Sin embargo, Romero advirtió, que este comportamiento es “coyuntural y volátil”, ya que “así como hoy está en 930 puntos, mañana podría volver a 1.200 o más, dependiendo de las decisiones políticas y económicas del nuevo gobierno”.
RIESGO PAÍS
El economista Fernando Romero explicó que el indicador de riesgo país, elaborado por la corporación financiera J.P. Morgan a través del EMBI (Emerging Markets Bond Index), mide la confianza de los inversionistas sobre la capacidad de un país para cumplir con el pago de su deuda externa.
“Si el índice es más alto, existe menos certeza de que el país pueda cumplir con sus obligaciones; si es más bajo, indica mayor confianza y estabilidad”, señaló Romero a CORREO DEL SUR.
Doria Medina: Comenzó la estabilización económica
El jefe de Unidad Nacional, Samuel Doria Medina, destacó que la estabilización de la economía boliviana ya ha comenzado, incluso antes de que el gobierno de Rodrigo Paz adopte nuevas medidas económicas.
“Las buenas noticias continúan. El riesgo crediticio de Bolivia, según el banco J.P. Morgan, se ubica en 930 puntos, por debajo de la línea simbólica de los 1.000”, señaló Doria Medina, al resaltar que se trata de la cifra más baja desde agosto, cuando “el mundo supo que Bolivia había dejado atrás el modelo del MAS”, añadió.

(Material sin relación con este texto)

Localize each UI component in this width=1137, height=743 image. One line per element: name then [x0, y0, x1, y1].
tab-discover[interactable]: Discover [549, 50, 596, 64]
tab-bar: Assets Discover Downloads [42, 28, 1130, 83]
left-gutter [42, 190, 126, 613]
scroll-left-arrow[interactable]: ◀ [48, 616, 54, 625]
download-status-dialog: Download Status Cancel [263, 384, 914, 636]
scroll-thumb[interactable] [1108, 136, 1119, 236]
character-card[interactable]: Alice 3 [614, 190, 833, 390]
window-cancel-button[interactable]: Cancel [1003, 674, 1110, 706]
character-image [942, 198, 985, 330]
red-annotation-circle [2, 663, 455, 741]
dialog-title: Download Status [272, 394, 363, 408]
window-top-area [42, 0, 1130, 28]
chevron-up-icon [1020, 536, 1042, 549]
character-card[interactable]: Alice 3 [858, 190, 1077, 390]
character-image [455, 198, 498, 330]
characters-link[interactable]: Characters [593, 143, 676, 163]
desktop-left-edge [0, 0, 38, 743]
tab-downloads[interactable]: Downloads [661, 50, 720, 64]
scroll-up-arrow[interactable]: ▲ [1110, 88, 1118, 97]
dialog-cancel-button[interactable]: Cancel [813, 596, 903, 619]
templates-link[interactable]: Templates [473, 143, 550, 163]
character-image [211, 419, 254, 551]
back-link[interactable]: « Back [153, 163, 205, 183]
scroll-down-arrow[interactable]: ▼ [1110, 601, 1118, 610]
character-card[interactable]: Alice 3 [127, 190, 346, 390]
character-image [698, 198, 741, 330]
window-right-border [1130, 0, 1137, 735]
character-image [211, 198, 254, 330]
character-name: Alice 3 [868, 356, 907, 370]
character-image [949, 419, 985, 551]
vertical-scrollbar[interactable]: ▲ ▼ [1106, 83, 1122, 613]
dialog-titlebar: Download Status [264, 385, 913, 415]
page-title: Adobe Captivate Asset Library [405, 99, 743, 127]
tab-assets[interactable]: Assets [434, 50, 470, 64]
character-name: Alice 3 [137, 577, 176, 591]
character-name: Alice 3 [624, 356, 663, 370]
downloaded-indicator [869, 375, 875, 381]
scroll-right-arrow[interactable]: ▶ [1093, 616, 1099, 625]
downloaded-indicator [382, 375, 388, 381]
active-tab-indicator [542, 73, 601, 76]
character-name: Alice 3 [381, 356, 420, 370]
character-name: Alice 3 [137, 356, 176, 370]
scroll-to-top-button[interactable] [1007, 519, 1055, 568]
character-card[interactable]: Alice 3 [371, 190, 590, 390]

El líder opositor afirmó que este resultado refleja el impacto directo de la victoria electoral del pueblo boliviano, lo que ha generado confianza y expectativas positivas.
“La estabilización de la economía ya ha comenzado, y eso sin que todavía se tomen medidas. El dólar está por debajo de los 10 bolivianos, como a fines de 2024, lo que demuestra que la economía es, en gran parte, 70% psicología”, expresó, a través de sus redes sociales.
No obstante, Doria Medina advirtió que el país debe corregir los problemas estructurales para consolidar el alivio cambiario, controlar la inflación y reactivar el crecimiento económico.